Although we alluded to this phenomenon in our initial PAP-NAP paper1 published in 2008, it was not until four years later we provided more definitive data2 and commentary3 on the topic to explicitly point out the failure of the CPAP mode of air delivery. Since then and more recently we published several papers describing the use of manual titrations for advanced auto-adjusting technology.

With that backdrop, we turn to the Results section of the REPAP article where we will delve into two components necessary to achieve these objectives: change the mode of PAP delivery and therefore change the pressure settings on the new mode. In addition, as implied by the REPAP concept, these mode and pressure setting changes can occur at any repeat titration, but the more common scenario is a patient arrives at their new and final mode early in the process, which means future retitrations focus on changes in pressure settings. Then again, due to specific insurance constraints, it is not unusual to encounter a patient who shows central apneas on successive retitrations spread out by intervals of months if not longer who only qualified for an ASV device at a much later point in the process. Without insurance constraints, many patients would have benefited from an earlier transition to ASV, and we know this point is valid anecdotally in light of a few patients who opted out of insurance coverage to buy an ASV device out-of-pocket, and all of whom reported immediate benefits unequivocally superior to any prior PAP technology used in the past.

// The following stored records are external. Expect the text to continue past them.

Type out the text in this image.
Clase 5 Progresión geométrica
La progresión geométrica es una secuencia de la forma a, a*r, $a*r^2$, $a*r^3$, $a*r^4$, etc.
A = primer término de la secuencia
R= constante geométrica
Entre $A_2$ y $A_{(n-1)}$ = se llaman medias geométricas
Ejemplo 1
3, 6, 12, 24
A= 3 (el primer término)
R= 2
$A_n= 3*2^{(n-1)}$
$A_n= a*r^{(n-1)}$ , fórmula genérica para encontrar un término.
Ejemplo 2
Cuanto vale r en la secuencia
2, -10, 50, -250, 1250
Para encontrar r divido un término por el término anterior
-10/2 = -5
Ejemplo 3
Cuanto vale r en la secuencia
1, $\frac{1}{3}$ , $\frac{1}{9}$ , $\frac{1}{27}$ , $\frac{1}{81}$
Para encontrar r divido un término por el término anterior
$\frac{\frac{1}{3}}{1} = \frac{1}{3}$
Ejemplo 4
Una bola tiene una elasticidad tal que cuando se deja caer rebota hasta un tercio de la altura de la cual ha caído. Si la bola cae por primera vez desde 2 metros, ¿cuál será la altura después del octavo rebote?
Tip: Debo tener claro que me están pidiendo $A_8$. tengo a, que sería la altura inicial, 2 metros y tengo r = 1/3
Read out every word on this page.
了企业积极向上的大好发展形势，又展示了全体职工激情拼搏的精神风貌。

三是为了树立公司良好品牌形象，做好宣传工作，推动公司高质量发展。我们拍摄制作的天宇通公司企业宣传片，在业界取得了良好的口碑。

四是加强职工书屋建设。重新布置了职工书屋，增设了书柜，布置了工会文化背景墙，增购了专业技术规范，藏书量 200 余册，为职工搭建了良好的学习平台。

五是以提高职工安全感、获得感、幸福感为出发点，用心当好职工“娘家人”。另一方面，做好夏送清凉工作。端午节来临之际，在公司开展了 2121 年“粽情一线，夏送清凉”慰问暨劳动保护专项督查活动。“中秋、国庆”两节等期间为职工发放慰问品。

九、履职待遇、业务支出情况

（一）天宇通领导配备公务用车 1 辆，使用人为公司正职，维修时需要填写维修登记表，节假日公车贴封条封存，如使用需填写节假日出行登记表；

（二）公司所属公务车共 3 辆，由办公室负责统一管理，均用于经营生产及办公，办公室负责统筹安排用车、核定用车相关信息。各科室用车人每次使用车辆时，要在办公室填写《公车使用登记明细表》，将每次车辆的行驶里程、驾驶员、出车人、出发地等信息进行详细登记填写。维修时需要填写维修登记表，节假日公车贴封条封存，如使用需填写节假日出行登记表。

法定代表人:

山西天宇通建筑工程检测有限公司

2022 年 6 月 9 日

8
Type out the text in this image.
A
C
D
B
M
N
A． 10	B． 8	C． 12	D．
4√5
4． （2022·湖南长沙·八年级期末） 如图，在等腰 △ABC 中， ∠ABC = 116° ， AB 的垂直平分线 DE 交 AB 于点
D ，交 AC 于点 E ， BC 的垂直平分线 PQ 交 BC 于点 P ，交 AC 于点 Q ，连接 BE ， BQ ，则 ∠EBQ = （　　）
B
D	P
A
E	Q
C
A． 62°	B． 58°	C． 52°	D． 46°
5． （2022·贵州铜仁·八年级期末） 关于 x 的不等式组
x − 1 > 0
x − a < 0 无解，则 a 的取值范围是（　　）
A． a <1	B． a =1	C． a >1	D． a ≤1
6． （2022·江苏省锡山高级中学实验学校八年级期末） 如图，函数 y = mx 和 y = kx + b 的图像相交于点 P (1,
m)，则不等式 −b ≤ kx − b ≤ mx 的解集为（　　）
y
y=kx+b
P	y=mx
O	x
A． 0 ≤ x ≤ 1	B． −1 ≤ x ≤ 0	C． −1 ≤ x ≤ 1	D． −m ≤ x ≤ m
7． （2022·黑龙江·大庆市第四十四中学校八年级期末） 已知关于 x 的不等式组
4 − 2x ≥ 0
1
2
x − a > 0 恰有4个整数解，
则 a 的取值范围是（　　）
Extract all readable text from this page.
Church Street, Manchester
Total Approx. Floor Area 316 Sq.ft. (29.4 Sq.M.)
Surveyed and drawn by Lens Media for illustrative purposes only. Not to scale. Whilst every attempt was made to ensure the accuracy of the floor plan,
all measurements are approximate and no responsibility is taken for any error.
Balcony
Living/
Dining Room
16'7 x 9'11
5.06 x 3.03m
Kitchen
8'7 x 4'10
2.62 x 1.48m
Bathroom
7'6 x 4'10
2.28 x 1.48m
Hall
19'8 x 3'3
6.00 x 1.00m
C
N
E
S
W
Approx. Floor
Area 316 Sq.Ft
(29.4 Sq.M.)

Naturally, changing modes precedes changing pressures, so that topic comes next in the paper. In the first round of retitrations 227 of 273 patients exhibited intractable pressure intolerance, subjectively or objectively or both forms. Forty-five patients switched because of intractable residual breathing events. Only one patient in the entire chart review remained on their initial device of auto-CPAP (APAP). The pattern of new prescriptions included the following breakdown: ABPAP [48.9%], ASV [30.8%], and fixed BPAP [19.9%]. The latter proportion reflected our chart review dating back to 2006 when we had yet to start our more aggressive efforts to transition patients to auto-adjusting technology. The user rates in each of the three groups included: BPAP (35 of 53 [66.0%], ASV (65 of 82 [79.3%], and ABPAP (109 of 130 [83.8%].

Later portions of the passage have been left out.